Can you, can you give us some background on, on it and where it came from?

[00:05:17] Dan: So Fusion Auth grew out of another product that and got peeled out when people, when the founders realized that this was actually a real problem. And the problem that it solves is in every application there’s this core bit of functionality that is login, registration, forgot password, other pieces of the journey that are basically the front order, your application.

But aren’t really differentiated. And yet they’re kind of critical because if someone can’t get into your application, then the, the, all the great features behind your application that your application offers aren’t really valuable to the user. And it’s also relatively high risk because it’s pii, because it’s credentials that often stolen.

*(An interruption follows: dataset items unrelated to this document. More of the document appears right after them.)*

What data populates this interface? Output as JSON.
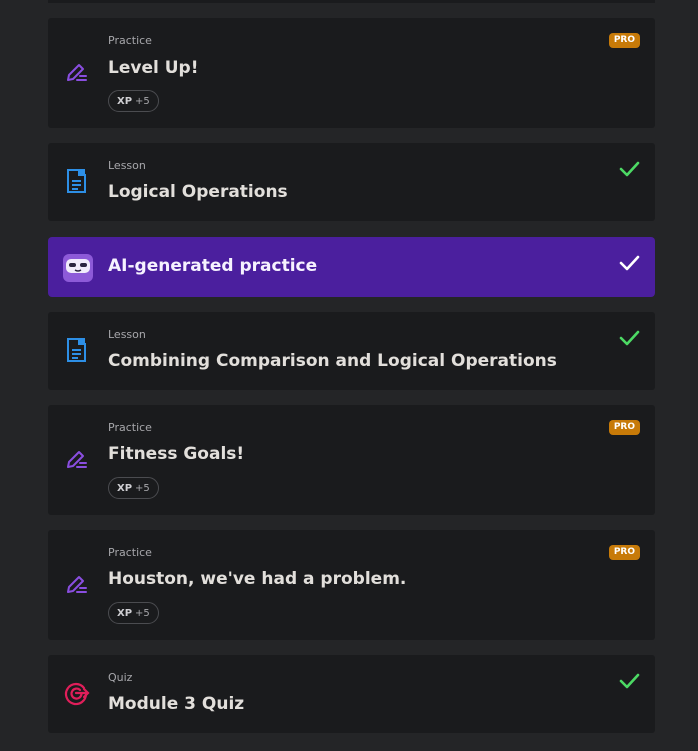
{
  "cards": [
    {
      "type": "Practice",
      "title": "Level Up!",
      "badge": "PRO",
      "xp_label": "XP",
      "xp_value": "+5"
    },
    {
      "type": "Lesson",
      "title": "Logical Operations"
    },
    {
      "title": "AI-generated practice"
    },
    {
      "type": "Lesson",
      "title": "Combining Comparison and Logical Operations"
    },
    {
      "type": "Practice",
      "title": "Fitness Goals!",
      "badge": "PRO",
      "xp_label": "XP",
      "xp_value": "+5"
    },
    {
      "type": "Practice",
      "title": "Houston, we've had a problem.",
      "badge": "PRO",
      "xp_label": "XP",
      "xp_value": "+5"
    },
    {
      "type": "Quiz",
      "title": "Module 3 Quiz"
    }
  ],
  "colors": {
    "practice_icon": "#8a4ee0",
    "lesson_icon": "#2d8fe6",
    "quiz_icon": "#e01e5a",
    "check_green": "#4cd964",
    "pro_badge": "#c77a08",
    "ai_card": "#4b1f9e"
  }
}
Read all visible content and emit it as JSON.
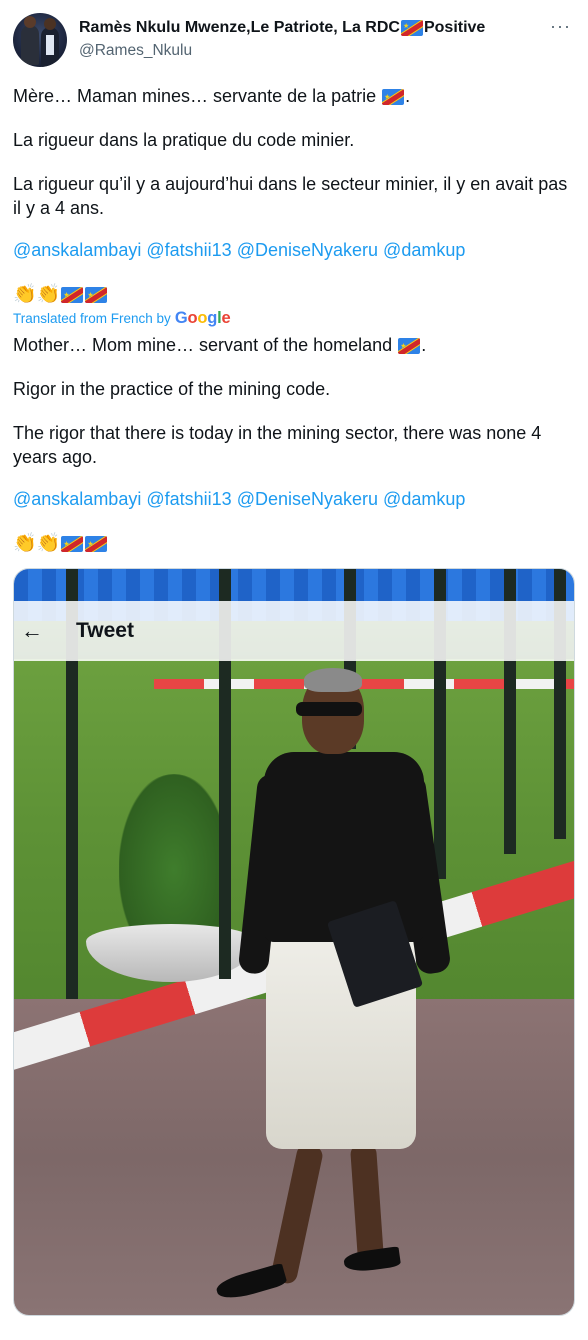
{
  "author": {
    "display_name": "Ramès Nkulu Mwenze,Le Patriote, La RDC",
    "display_name_suffix": "Positive",
    "handle": "@Rames_Nkulu"
  },
  "more_menu": "···",
  "original": {
    "line1": "Mère… Maman mines… servante de la patrie",
    "line1_end": ".",
    "line2": "La rigueur dans la pratique du code minier.",
    "line3": "La rigueur qu’il y a aujourd’hui dans le secteur minier, il y en avait pas il y a 4 ans.",
    "mentions": [
      "@anskalambayi",
      "@fatshii13",
      "@DeniseNyakeru",
      "@damkup"
    ]
  },
  "translation_label": "Translated from French by",
  "google_letters": [
    "G",
    "o",
    "o",
    "g",
    "l",
    "e"
  ],
  "translated": {
    "line1": "Mother… Mom mine… servant of the homeland",
    "line1_end": ".",
    "line2": "Rigor in the practice of the mining code.",
    "line3": "The rigor that there is today in the mining sector, there was none 4 years ago.",
    "mentions": [
      "@anskalambayi",
      "@fatshii13",
      "@DeniseNyakeru",
      "@damkup"
    ]
  },
  "emoji_row": {
    "clap": "👏",
    "flag_icon": "drc-flag-icon"
  },
  "media_screenshot": {
    "back_arrow": "←",
    "title": "Tweet"
  },
  "colors": {
    "mention": "#1d9bf0",
    "text": "#0f1419",
    "secondary": "#536471"
  }
}
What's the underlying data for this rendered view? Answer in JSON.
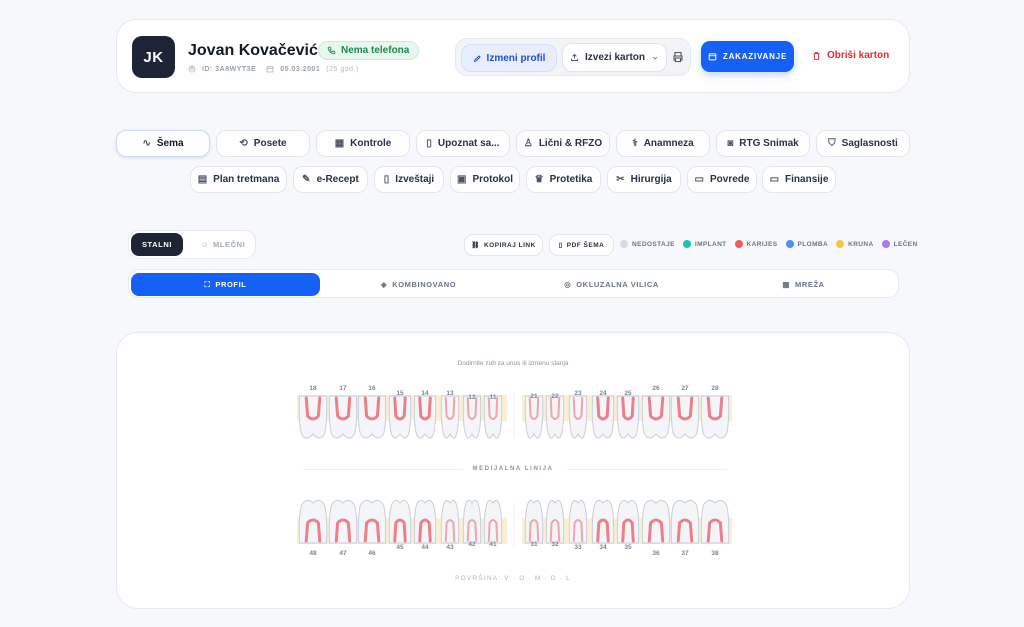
{
  "patient": {
    "initials": "JK",
    "name": "Jovan Kovačević",
    "phone_status": "Nema telefona",
    "id_label": "ID: 3A8WYT3E",
    "dob": "05.03.2001",
    "age": "(25 god.)"
  },
  "header_actions": {
    "edit_label": "Izmeni profil",
    "export_label": "Izvezi karton",
    "schedule_label": "ZAKAZIVANJE",
    "delete_label": "Obriši karton"
  },
  "tabs_row1": [
    {
      "label": "Šema",
      "icon": "pulse-icon"
    },
    {
      "label": "Posete",
      "icon": "history-icon"
    },
    {
      "label": "Kontrole",
      "icon": "calendar-icon"
    },
    {
      "label": "Upoznat sa...",
      "icon": "clipboard-icon"
    },
    {
      "label": "Lični & RFZO",
      "icon": "user-icon"
    },
    {
      "label": "Anamneza",
      "icon": "stethoscope-icon"
    },
    {
      "label": "RTG Snimak",
      "icon": "camera-icon"
    },
    {
      "label": "Saglasnosti",
      "icon": "shield-icon"
    }
  ],
  "tabs_row2": [
    {
      "label": "Plan tretmana",
      "icon": "clipboard-list-icon"
    },
    {
      "label": "e-Recept",
      "icon": "prescription-icon"
    },
    {
      "label": "Izveštaji",
      "icon": "file-icon"
    },
    {
      "label": "Protokol",
      "icon": "book-icon"
    },
    {
      "label": "Protetika",
      "icon": "crown-icon"
    },
    {
      "label": "Hirurgija",
      "icon": "scissors-icon"
    },
    {
      "label": "Povrede",
      "icon": "bandage-icon"
    },
    {
      "label": "Finansije",
      "icon": "card-icon"
    }
  ],
  "dentition": {
    "active": "STALNI",
    "inactive": "MLEČNI"
  },
  "tools": {
    "copy_link": "KOPIRAJ LINK",
    "pdf": "PDF ŠEMA"
  },
  "legend": [
    {
      "label": "NEDOSTAJE",
      "color": "#d6dae3"
    },
    {
      "label": "IMPLANT",
      "color": "#17c3b2"
    },
    {
      "label": "KARIJES",
      "color": "#f25c5c"
    },
    {
      "label": "PLOMBA",
      "color": "#4d8ef7"
    },
    {
      "label": "KRUNA",
      "color": "#f5c842"
    },
    {
      "label": "LEČEN",
      "color": "#a77bf3"
    }
  ],
  "view_tabs": [
    {
      "label": "PROFIL",
      "icon": "scan-icon"
    },
    {
      "label": "KOMBINOVANO",
      "icon": "layers-icon"
    },
    {
      "label": "OKLUZALNA VILICA",
      "icon": "circle-icon"
    },
    {
      "label": "MREŽA",
      "icon": "grid-icon"
    }
  ],
  "chart": {
    "hint": "Dodirnite zub za unos ili izmenu stanja",
    "midline": "MEDIJALNA LINIJA",
    "surface": "POVRŠINA: V · O · M · D · L",
    "upper_left": [
      "18",
      "17",
      "16",
      "15",
      "14",
      "13",
      "12",
      "11"
    ],
    "upper_right": [
      "21",
      "22",
      "23",
      "24",
      "25",
      "26",
      "27",
      "28"
    ],
    "lower_left": [
      "48",
      "47",
      "46",
      "45",
      "44",
      "43",
      "42",
      "41"
    ],
    "lower_right": [
      "31",
      "32",
      "33",
      "34",
      "35",
      "36",
      "37",
      "38"
    ]
  }
}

I don’t know if your users have visited the website haveIbeenponed.com ? But it’s a great website out there that, ano. They collect compromised passwords and they don’t reach out and do it. It’s more like compromise. This happened and then they get collated there and there’s over 11 billion user and password combinations on that website that have been compromised and so, If, if username password is compromised, if my username password is compromised, then that means someone else can act as me, and that may mean reading an article or buying something in my name.

And obviously that’s problematic. So with Fusion Auth and with this kind of whole class of authorization authentication servers, you have something, it’s critical that’s scary to deal with because it’s high risk, but it’s also undifferentiated and it’s pretty common across different applications. Is a very good candidate for something that can be outsourced to, a company or organization or an open source project that focuses on it and Fusion Auth plays in that space.

I think pretty well. Obviously I’m talking my book a little bit when I say that, but of course, I think that the most important thing for users to take away, for your listeners to take away is they shouldn’t be building their own off, and fusion is one option. There are others, and we can talk about.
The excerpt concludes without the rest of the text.